Requeening can be done in different ways. In a small hive like you described, I'd simply cut the side attachments of the comb and pull out comb by comb looking for the queen. You can savely lift out the combs attached to the topbars. You need starter strips on every topbar for straight combs to properly lift out the combs.










You can do this early in Spring, because the combs are dry more or less, while in the season combs are drenched in nectar and cutting can get messy if you are not skilled in handling fixed comb. 

If I have a weak hive to requeen, I simply put a box with a good queen on it, with combs and a good broodnest. Bees are traitors, they leave the poor queen and desert to/go up to the good queen.

A good way to heal a weak hive in Spring, sometimes you have a good queen and they still got somehow into trouble, is, to put the weak hive on top of a good hive, queen excluder in between. 

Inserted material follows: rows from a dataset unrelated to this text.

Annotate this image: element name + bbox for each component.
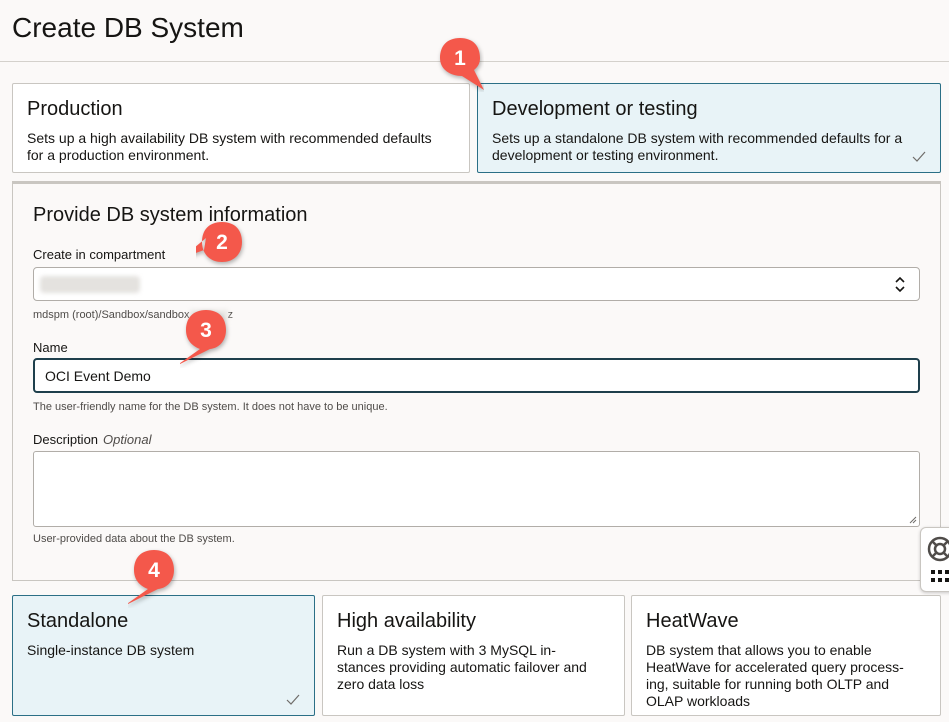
description-textarea[interactable]: [33, 451, 920, 527]
callout-number: 1: [454, 47, 466, 70]
callout-number: 3: [200, 319, 212, 342]
name-label: Name: [33, 340, 68, 355]
heatwave-option-title: HeatWave: [646, 610, 739, 632]
help-widget[interactable]: [920, 527, 949, 592]
production-option-description: Sets up a high availability DB system wi…: [27, 130, 432, 163]
callout-marker-2: 2: [196, 220, 244, 268]
callout-marker-3: 3: [180, 308, 228, 364]
high-availability-option-description: Run a DB system with 3 MySQL in-stances …: [337, 642, 587, 692]
section-title: Provide DB system information: [33, 204, 308, 226]
standalone-option-card[interactable]: Standalone Single-instance DB system: [12, 595, 315, 716]
checkmark-icon: [286, 694, 300, 705]
lifebuoy-icon[interactable]: [927, 536, 949, 562]
development-option-card[interactable]: Development or testing Sets up a standal…: [477, 83, 941, 173]
standalone-option-description: Single-instance DB system: [27, 642, 195, 658]
optional-label: Optional: [103, 432, 152, 447]
description-label-text: Description: [33, 432, 99, 447]
compartment-path-text: mdspm (root)/Sandbox/sandbox: [33, 309, 190, 321]
select-updown-icon: [895, 276, 905, 293]
page-title: Create DB System: [12, 12, 244, 43]
compartment-label: Create in compartment: [33, 247, 166, 262]
name-hint: The user-friendly name for the DB system…: [33, 401, 388, 413]
standalone-option-title: Standalone: [27, 610, 129, 632]
high-availability-option-title: High availability: [337, 610, 476, 632]
callout-number: 4: [148, 559, 160, 582]
compartment-value-redacted: [40, 276, 140, 293]
callout-marker-1: 1: [436, 36, 484, 90]
high-availability-option-card[interactable]: High availability Run a DB system with 3…: [322, 595, 625, 716]
callout-marker-4: 4: [128, 548, 176, 604]
production-option-card[interactable]: Production Sets up a high availability D…: [12, 83, 470, 173]
resize-handle-icon[interactable]: [909, 516, 917, 524]
name-input[interactable]: OCI Event Demo: [33, 358, 920, 393]
development-option-title: Development or testing: [492, 98, 698, 120]
description-label: Description Optional: [33, 432, 151, 447]
description-hint: User-provided data about the DB system.: [33, 533, 235, 545]
checkmark-icon: [912, 151, 926, 162]
production-option-title: Production: [27, 98, 123, 120]
db-system-info-panel: Provide DB system information Create in …: [12, 181, 941, 581]
apps-grid-icon[interactable]: [931, 570, 949, 584]
compartment-select[interactable]: [33, 267, 920, 301]
development-option-description: Sets up a standalone DB system with reco…: [492, 130, 903, 163]
callout-number: 2: [216, 231, 228, 254]
heatwave-option-description: DB system that allows you to enable Heat…: [646, 642, 904, 709]
heatwave-option-card[interactable]: HeatWave DB system that allows you to en…: [631, 595, 941, 716]
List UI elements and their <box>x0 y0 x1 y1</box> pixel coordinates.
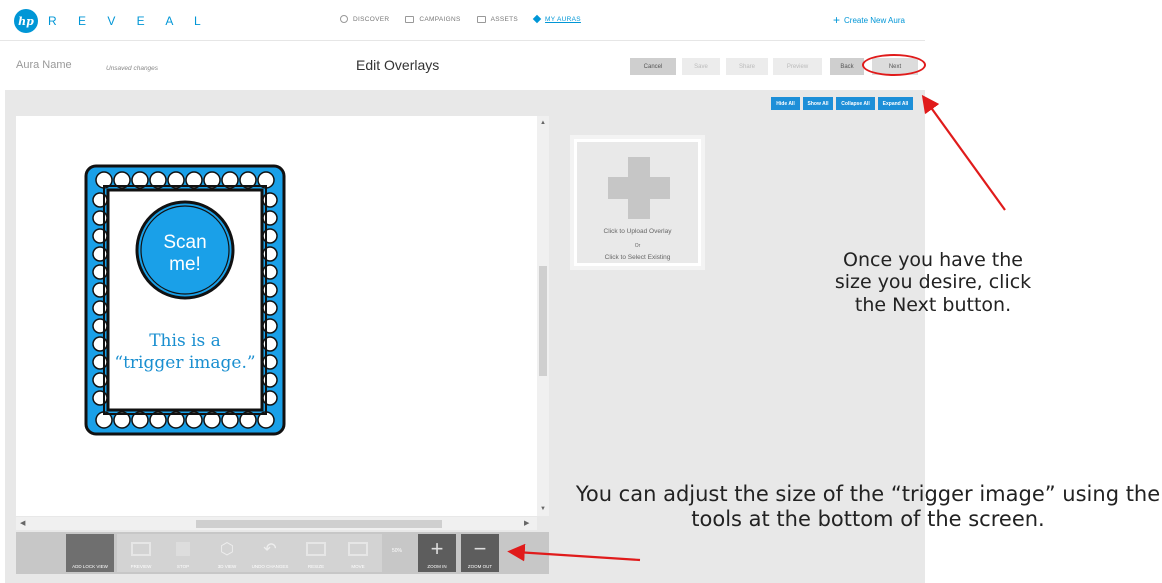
next-instruction-note: Once you have the size you desire, click… <box>834 249 1032 316</box>
arrow-to-expand-icon <box>921 94 1006 211</box>
arrow-to-toolbar-icon <box>507 543 641 562</box>
toolbar-instruction-note: You can adjust the size of the “trigger … <box>575 482 1161 531</box>
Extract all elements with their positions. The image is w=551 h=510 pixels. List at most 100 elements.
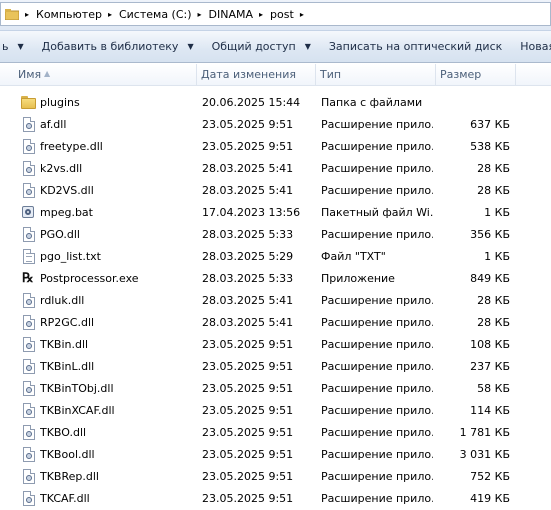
file-size: 28 КБ — [477, 294, 510, 307]
file-date: 23.05.2025 9:51 — [202, 492, 294, 505]
file-row[interactable]: TKBinXCAF.dll 23.05.2025 9:51 Расширение п… — [0, 400, 551, 422]
dropdown-arrow-icon: ▼ — [304, 42, 311, 51]
file-name: TKBinL.dll — [40, 360, 95, 373]
column-header-size-label: Размер — [440, 68, 482, 81]
file-name: RP2GC.dll — [40, 316, 95, 329]
breadcrumb-chevron-icon[interactable]: ▸ — [300, 10, 304, 19]
breadcrumb-item[interactable]: post — [270, 8, 294, 21]
file-row[interactable]: TKBool.dll 23.05.2025 9:51 Расширение прил… — [0, 444, 551, 466]
file-row[interactable]: af.dll 23.05.2025 9:51 Расширение прило...… — [0, 114, 551, 136]
file-name: freetype.dll — [40, 140, 103, 153]
file-row[interactable]: mpeg.bat 17.04.2023 13:56 Пакетный файл Wi… — [0, 202, 551, 224]
breadcrumb-item[interactable]: Компьютер — [36, 8, 102, 21]
dll-file-icon — [23, 139, 35, 154]
file-type: Расширение прило... — [321, 162, 433, 175]
file-row[interactable]: plugins 20.06.2025 15:44 Папка с файлами — [0, 92, 551, 114]
column-header-size[interactable]: Размер — [436, 64, 516, 86]
breadcrumb-item[interactable]: Система (C:) — [119, 8, 192, 21]
file-type: Расширение прило... — [321, 470, 433, 483]
new-folder-button[interactable]: Новая папка — [511, 31, 551, 62]
file-date: 23.05.2025 9:51 — [202, 338, 294, 351]
dll-file-icon — [23, 381, 35, 396]
breadcrumb-chevron-icon[interactable]: ▸ — [108, 10, 112, 19]
dll-file-icon — [23, 447, 35, 462]
file-name: plugins — [40, 96, 80, 109]
file-size: 28 КБ — [477, 162, 510, 175]
file-size: 114 КБ — [470, 404, 510, 417]
breadcrumb-chevron-icon[interactable]: ▸ — [25, 10, 29, 19]
file-date: 28.03.2025 5:41 — [202, 184, 294, 197]
file-row[interactable]: TKBinTObj.dll 23.05.2025 9:51 Расширение п… — [0, 378, 551, 400]
file-type: Файл "TXT" — [321, 250, 386, 263]
file-row[interactable]: TKBinL.dll 23.05.2025 9:51 Расширение прил… — [0, 356, 551, 378]
file-size: 849 КБ — [470, 272, 510, 285]
breadcrumb-item[interactable]: DINAMA — [209, 8, 253, 21]
file-row[interactable]: TKBO.dll 23.05.2025 9:51 Расширение прило.… — [0, 422, 551, 444]
column-headers: Имя ▲ Дата изменения Тип Размер — [0, 64, 551, 86]
address-bar: ▸ Компьютер ▸ Система (C:) ▸ DINAMA ▸ po… — [0, 0, 551, 31]
file-row[interactable]: PGO.dll 28.03.2025 5:33 Расширение прило..… — [0, 224, 551, 246]
new-folder-label: Новая папка — [520, 40, 551, 53]
file-type: Расширение прило... — [321, 338, 433, 351]
file-row[interactable]: KD2VS.dll 28.03.2025 5:41 Расширение прило… — [0, 180, 551, 202]
burn-label: Записать на оптический диск — [328, 40, 503, 53]
breadcrumb-chevron-icon[interactable]: ▸ — [259, 10, 263, 19]
file-size: 28 КБ — [477, 316, 510, 329]
file-date: 23.05.2025 9:51 — [202, 426, 294, 439]
file-row[interactable]: RP2GC.dll 28.03.2025 5:41 Расширение прило… — [0, 312, 551, 334]
dll-file-icon — [23, 403, 35, 418]
exe-app-icon: ℞ — [22, 271, 34, 286]
file-row[interactable]: rdluk.dll 28.03.2025 5:41 Расширение прило… — [0, 290, 551, 312]
dropdown-arrow-icon: ▼ — [17, 42, 24, 51]
file-row[interactable]: TKBRep.dll 23.05.2025 9:51 Расширение прил… — [0, 466, 551, 488]
file-date: 23.05.2025 9:51 — [202, 118, 294, 131]
dll-file-icon — [23, 227, 35, 242]
dll-file-icon — [23, 293, 35, 308]
file-row[interactable]: freetype.dll 23.05.2025 9:51 Расширение пр… — [0, 136, 551, 158]
file-row[interactable]: TKBin.dll 23.05.2025 9:51 Расширение прило… — [0, 334, 551, 356]
file-name: KD2VS.dll — [40, 184, 94, 197]
dll-file-icon — [23, 425, 35, 440]
file-type: Расширение прило... — [321, 228, 433, 241]
text-file-icon — [23, 249, 35, 264]
file-name: TKBRep.dll — [40, 470, 99, 483]
dll-file-icon — [23, 315, 35, 330]
burn-button[interactable]: Записать на оптический диск — [320, 31, 511, 62]
column-header-date[interactable]: Дата изменения — [197, 64, 316, 86]
file-size: 637 КБ — [470, 118, 510, 131]
file-row[interactable]: k2vs.dll 28.03.2025 5:41 Расширение прило.… — [0, 158, 551, 180]
file-type: Расширение прило... — [321, 382, 433, 395]
file-type: Расширение прило... — [321, 492, 433, 505]
file-size: 1 КБ — [484, 206, 510, 219]
file-row[interactable]: pgo_list.txt 28.03.2025 5:29 Файл "TXT" 1 К… — [0, 246, 551, 268]
column-header-name[interactable]: Имя ▲ — [0, 64, 197, 86]
column-header-type[interactable]: Тип — [316, 64, 436, 86]
file-row[interactable]: TKCAF.dll 23.05.2025 9:51 Расширение прило… — [0, 488, 551, 510]
folder-icon — [21, 96, 36, 109]
folder-icon — [4, 8, 20, 20]
file-size: 356 КБ — [470, 228, 510, 241]
file-name: TKCAF.dll — [40, 492, 90, 505]
file-row[interactable]: ℞ Postprocessor.exe 28.03.2025 5:33 Приложе… — [0, 268, 551, 290]
file-type: Расширение прило... — [321, 316, 433, 329]
share-with-label: Общий доступ — [211, 40, 296, 53]
file-list: plugins 20.06.2025 15:44 Папка с файлами af… — [0, 92, 551, 510]
batch-file-icon — [20, 205, 36, 220]
organize-label: ь — [2, 40, 9, 53]
add-to-library-button[interactable]: Добавить в библиотеку ▼ — [33, 31, 203, 62]
file-date: 20.06.2025 15:44 — [202, 96, 301, 109]
file-name: TKBinXCAF.dll — [40, 404, 115, 417]
column-header-name-label: Имя — [18, 68, 42, 81]
breadcrumb-chevron-icon[interactable]: ▸ — [198, 10, 202, 19]
breadcrumb[interactable]: ▸ Компьютер ▸ Система (C:) ▸ DINAMA ▸ po… — [0, 2, 551, 26]
file-type: Расширение прило... — [321, 294, 433, 307]
file-date: 23.05.2025 9:51 — [202, 382, 294, 395]
file-type: Расширение прило... — [321, 118, 433, 131]
share-with-button[interactable]: Общий доступ ▼ — [203, 31, 320, 62]
file-size: 3 031 КБ — [459, 448, 510, 461]
file-size: 538 КБ — [470, 140, 510, 153]
file-type: Расширение прило... — [321, 448, 433, 461]
dll-file-icon — [23, 491, 35, 506]
add-to-library-label: Добавить в библиотеку — [41, 40, 179, 53]
organize-button[interactable]: ь ▼ — [0, 31, 33, 62]
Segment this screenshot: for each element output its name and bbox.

If the poor queen isn't so poor as you thought, she will draw young bees from the good hive into her broodnest. The extra work force often helps to re-establish a good broodnest. Colony and good queen saved. If the queen is poor, all the bees will desert through the excluder down to the good queen and the hive on top is empty, just the poor queen left back. 

It is worth a try to heal the hive on top of another. This works in early spring only. Early spring means, the bees do their first pollen flights and before the first big nectar flow.


----------